Per intenderci, si tratta di un arco di periodo in cui emergeva la più grande inchiesta sulla mafia in Emilia Romagna denominata “Aemilia” con 219 imputati, si iscriveva al registro degli indagati il Direttore Generale di Legacoop Bologna per il caso “Colata di Idice” e si apprendeva il dramma del rischio fallimento, poi concretizzatosi, di Coop Costruzioni con i suoi 370 dipendenti. Ultimo in ordine cronologico c’è anche l’annuncio di Philips di licenziare 243 lavoratori della Saeco. Non proprio bazzecole per la “Città Rossa”, alle prese con megalomani e testardi progetti che sembrano essere rinviati all’infinito: ampliamenti della tangenziale, passanti nord, un contestatissimo People Mover per implementare inutilmente il collegamento all’aeroporto, la costruzione di un nuovo campus universitario fino alla tanto chiacchierata “Disneyland del cibo” all’ex Caab.

A questo punto occorre essere chiari: la fase esprime non solo la manifesta difficoltà di estensione dei movimenti sociali, ma forse anche l’inadeguatezza degli spazi ricompositivi di cui ci abbiamo provato a servirci per legare fra loro i conflitti.  La scommessa è questa: agire con gli occhi delle esperienze europee che rompendo la gabbia ideologica dell’alternativa secca tra riforma e rivoluzione si pongono come possibile alternativa maggioritaria alle derive centriste o di destra. Si può essere Bologna a Barcellona e Barcellona a Bologna? Qui fa irruzione il progetto di alternativa civica al Partito Democratico, al M5S e alla destra. La lotta allarga il terreno di contendimento del potere, affinché si possano costruire altre istituzioni, contrarie e nuove.bologna2

Siamo partiti da sei punti programmatici: un progetto aperto; nessun simbolo di partito; una lista civica unitaria; facce nuove e nuove leadership; nessuna poltrona garantita; si lotta dal basso contro la casta dell’alto fatta di palazzinari, speculatori, affaristi e poltronisti.
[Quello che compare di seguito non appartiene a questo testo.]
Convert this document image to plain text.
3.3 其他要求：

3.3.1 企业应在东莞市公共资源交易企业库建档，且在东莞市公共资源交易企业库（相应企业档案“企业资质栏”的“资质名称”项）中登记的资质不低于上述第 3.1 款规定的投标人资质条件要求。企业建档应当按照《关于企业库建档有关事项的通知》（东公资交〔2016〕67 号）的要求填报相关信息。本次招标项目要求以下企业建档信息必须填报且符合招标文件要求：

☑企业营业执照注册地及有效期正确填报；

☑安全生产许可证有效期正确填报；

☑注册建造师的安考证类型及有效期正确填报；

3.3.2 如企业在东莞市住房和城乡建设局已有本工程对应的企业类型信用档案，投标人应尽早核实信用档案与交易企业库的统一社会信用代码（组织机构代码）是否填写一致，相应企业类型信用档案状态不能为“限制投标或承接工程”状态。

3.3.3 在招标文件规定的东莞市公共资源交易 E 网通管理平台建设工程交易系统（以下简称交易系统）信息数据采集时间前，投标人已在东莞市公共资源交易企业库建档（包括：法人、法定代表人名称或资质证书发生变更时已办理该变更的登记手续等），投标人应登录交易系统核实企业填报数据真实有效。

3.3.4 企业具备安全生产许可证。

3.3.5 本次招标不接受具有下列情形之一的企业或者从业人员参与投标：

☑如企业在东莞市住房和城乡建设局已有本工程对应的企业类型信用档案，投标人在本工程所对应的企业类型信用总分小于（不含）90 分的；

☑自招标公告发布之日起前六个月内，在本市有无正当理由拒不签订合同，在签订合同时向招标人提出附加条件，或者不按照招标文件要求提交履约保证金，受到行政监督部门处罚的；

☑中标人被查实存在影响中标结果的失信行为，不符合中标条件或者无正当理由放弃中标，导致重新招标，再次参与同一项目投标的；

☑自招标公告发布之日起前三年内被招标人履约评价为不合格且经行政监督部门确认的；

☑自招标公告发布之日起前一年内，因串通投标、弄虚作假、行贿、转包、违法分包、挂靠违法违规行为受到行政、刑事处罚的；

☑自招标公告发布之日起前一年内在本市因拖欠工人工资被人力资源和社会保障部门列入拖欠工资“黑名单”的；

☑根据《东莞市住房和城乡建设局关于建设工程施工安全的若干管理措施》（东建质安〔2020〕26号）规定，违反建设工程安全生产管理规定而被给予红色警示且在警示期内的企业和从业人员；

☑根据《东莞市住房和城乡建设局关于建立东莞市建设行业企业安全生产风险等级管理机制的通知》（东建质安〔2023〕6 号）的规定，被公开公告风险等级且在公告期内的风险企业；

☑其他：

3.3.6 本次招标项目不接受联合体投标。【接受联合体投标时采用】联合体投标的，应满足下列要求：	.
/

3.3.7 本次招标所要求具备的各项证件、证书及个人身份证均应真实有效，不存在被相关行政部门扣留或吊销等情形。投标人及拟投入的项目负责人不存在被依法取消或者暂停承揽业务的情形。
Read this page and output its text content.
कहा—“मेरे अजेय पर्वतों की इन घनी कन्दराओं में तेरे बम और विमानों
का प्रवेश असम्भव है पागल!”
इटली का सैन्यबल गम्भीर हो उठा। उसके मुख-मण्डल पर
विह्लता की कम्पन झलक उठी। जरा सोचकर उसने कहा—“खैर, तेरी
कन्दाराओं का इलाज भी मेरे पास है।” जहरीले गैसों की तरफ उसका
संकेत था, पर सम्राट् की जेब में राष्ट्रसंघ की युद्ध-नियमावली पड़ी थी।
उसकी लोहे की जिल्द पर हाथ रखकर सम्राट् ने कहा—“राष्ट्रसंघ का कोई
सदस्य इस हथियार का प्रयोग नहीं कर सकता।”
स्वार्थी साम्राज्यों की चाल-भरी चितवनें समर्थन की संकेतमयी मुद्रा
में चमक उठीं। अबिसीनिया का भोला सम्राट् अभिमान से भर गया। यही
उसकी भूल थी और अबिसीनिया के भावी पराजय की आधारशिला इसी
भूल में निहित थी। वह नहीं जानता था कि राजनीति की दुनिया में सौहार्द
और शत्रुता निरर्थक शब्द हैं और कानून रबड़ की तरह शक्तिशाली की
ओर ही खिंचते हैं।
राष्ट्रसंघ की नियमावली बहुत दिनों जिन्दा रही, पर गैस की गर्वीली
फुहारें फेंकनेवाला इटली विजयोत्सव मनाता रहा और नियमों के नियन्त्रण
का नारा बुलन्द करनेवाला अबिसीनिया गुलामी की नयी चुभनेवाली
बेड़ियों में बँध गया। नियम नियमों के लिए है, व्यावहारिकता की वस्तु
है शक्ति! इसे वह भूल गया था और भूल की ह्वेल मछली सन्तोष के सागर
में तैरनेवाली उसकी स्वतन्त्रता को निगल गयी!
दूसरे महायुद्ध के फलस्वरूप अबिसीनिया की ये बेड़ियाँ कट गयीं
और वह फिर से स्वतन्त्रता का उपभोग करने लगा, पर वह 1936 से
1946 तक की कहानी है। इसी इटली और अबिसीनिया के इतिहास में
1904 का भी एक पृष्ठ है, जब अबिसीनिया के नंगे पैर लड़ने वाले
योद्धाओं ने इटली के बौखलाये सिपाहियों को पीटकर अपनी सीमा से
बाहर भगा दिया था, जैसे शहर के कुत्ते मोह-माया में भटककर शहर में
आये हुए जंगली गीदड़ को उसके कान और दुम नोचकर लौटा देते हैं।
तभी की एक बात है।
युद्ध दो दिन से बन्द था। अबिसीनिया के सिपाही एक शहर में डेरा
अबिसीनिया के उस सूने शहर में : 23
Centri sociali, lavoratori autonomi e precari, insegnanti protagonisti della battaglia sul referendum (poi tradito proprio da questa amministrazione) per la scuola pubblica, operatori sociali, figure note nella promozione dei valori dello sport, attivisti per la parità di genere e comitati cittadini ambientalisti si sono messi in gioco attraverso molteplici e partecipate assemblee pubbliche. Il processo dovrà condurre ad una lista civica unitaria dove le parzialità esercitano fra loro un mutuo riconoscimento reale e non solo di scopo.

È significativo che il percorso di #bonalè (“bona lè”, locuzione bolognese che significa “basta”) sia stato lanciato da una condizione di arresti domiciliari e abbia portato centinaia di persone ad incontrarsi, per discutere di come determinare il governo della città, dentro un’ex caserma occupata da tre anni (Làbas), di proprietà di Cassa Depositi e Prestiti, che nonostante i noti progetti di mutualismo e welfare partecipativo è stata destinata da un piano edilizio alla speculazione, per divenire un albergo di lusso, un ristorante ed un parcheggio.

Al di là di tutto, il processo politico che si è aperto sembra avere un forte carattere di irreversibilità, almeno per quanto riguarda la ribellione dell’Urbs al destino di divisione imposto dalle cricche che detengono il potere in città. Anche a Bologna i ricchi diventano sempre più ricchi e i poveri sempre più poveri, con meno diritti e servizi alla persona. Per rendere la nostra città la meno diseguale d’Europa occorre unire queste componenti e rompere il legame tra il decisionismo reazionario del PD e l’incapacità della rappresentanza di tradurre in azione lo scopo per cui è stato eletta, causata da metodi vetusti e da un commissariamento della politica operata da un pezzo della Magistratura e da altri poteri forti. Sta a noi, infine,  ribaltare la scena e commissariare per sempre il vecchio per conquistare il diritto al nuovo che verrà. Direzione: #tuttinsieme dal basso contro l’alto.